By the time I turned 10, it was well ingrained in me the need to know how to cook, in sickness and in health – to help prepare for when I took those vows. I was raised to ensure there was always food; it did not matter that I had menstrual pain. Pain was for the weak, and weakness was not allowed when you had to feed your home. Food was also not just for the purpose of sustenance, it was also to show that I had come from good stock. Genes be damned, as long as I could prepare & provide food, I was from good stock.

Food is not just a source of nutrition for Nigerians; it is the foundation of the breakdown of many relationships. I understand that we are a third world country, but are we really so hungry?

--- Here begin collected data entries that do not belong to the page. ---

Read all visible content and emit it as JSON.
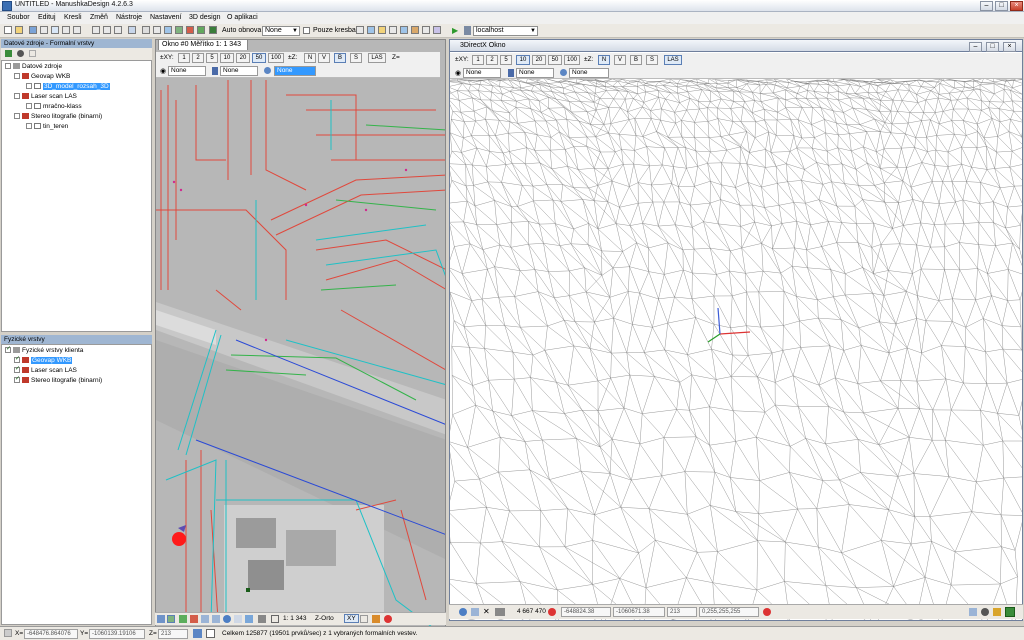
{
  "window": {
    "title": "UNTITLED - ManushkaDesign 4.2.6.3"
  },
  "menu": [
    "Soubor",
    "Edituj",
    "Kresli",
    "Změň",
    "Nástroje",
    "Nastavení",
    "3D design",
    "O aplikaci"
  ],
  "toolbar": {
    "auto_refresh_label": "Auto obnova",
    "mode_combo": "None",
    "only_drawing_label": "Pouze kresba",
    "server_combo": "localhost"
  },
  "left_top_panel": {
    "title": "Datové zdroje - Formalní vrstvy",
    "items": [
      {
        "label": "Datové zdroje"
      },
      {
        "label": "Geovap WKB"
      },
      {
        "label": "3D_model_rozsah_3D"
      },
      {
        "label": "Laser scan LAS"
      },
      {
        "label": "mračno-klass"
      },
      {
        "label": "Stereo litografie (binarni)"
      },
      {
        "label": "tin_teren"
      }
    ]
  },
  "left_bottom_panel": {
    "title": "Fyzické vrstvy",
    "items": [
      {
        "label": "Fyzické vrstvy klienta"
      },
      {
        "label": "Geovap WKB"
      },
      {
        "label": "Laser scan LAS"
      },
      {
        "label": "Stereo litografie (binarni)"
      }
    ]
  },
  "view2d": {
    "tab_title": "Okno #0 Měřítko 1: 1 343",
    "xy_label": "±XY:",
    "scales": [
      "1",
      "2",
      "5",
      "10",
      "20",
      "50",
      "100"
    ],
    "z_label": "±Z:",
    "toggles": [
      "N",
      "V",
      "B",
      "S"
    ],
    "las_label": "LAS",
    "z_extra": "Z=",
    "combos": [
      "None",
      "None",
      "None"
    ],
    "bottom": {
      "scale": "1: 1 343",
      "mode": "Z-Orto",
      "xy": "XY"
    }
  },
  "view3d": {
    "title": "3DirectX Okno",
    "xy_label": "±XY:",
    "scales": [
      "1",
      "2",
      "5",
      "10",
      "20",
      "50",
      "100"
    ],
    "z_label": "±Z:",
    "toggles": [
      "N",
      "V",
      "B",
      "S"
    ],
    "las_label": "LAS",
    "combos": [
      "None",
      "None",
      "None"
    ],
    "bottom": {
      "value": "4 667 470",
      "x_field": "-648824.38",
      "y_field": "-1060671.38",
      "z_field": "213",
      "rgb_field": "0,255,255,255"
    }
  },
  "statusbar": {
    "x_label": "X=",
    "x_value": "-648476.864076",
    "y_label": "Y=",
    "y_value": "-1060139.19106",
    "z_label": "Z=",
    "z_value": "213",
    "message": "Celkem 125877 (19501 prvků/sec) z 1 vybraných formalních vestev."
  }
}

At the core of many crumbled friendships, is food. You hear things like:

we went to visit her, and she didn’t even offer us food”

My mother-in-law said I’m a bad wife, because I didn’t give her enough food

He didn’t want to hang out with us because he thought we’d finish his food”

What kind of woman does not know how to cook?

Wicked guy, he didn’t even say ‘come and join me’ “

We went for their wedding and they couldn’t even offer us chicken and plantain, only half moin-moin

Across different levels of society, there’s the overt assertion that food is primary. It has become quite clear that Nigerians don’t just eat to live, we live to eat.

When Tunji Balogun, husband of Nigerian singer, Tiwa Savage gave his account of what led to the public disintegration of their marriage, he stated that  his wife never asked him if he had eaten.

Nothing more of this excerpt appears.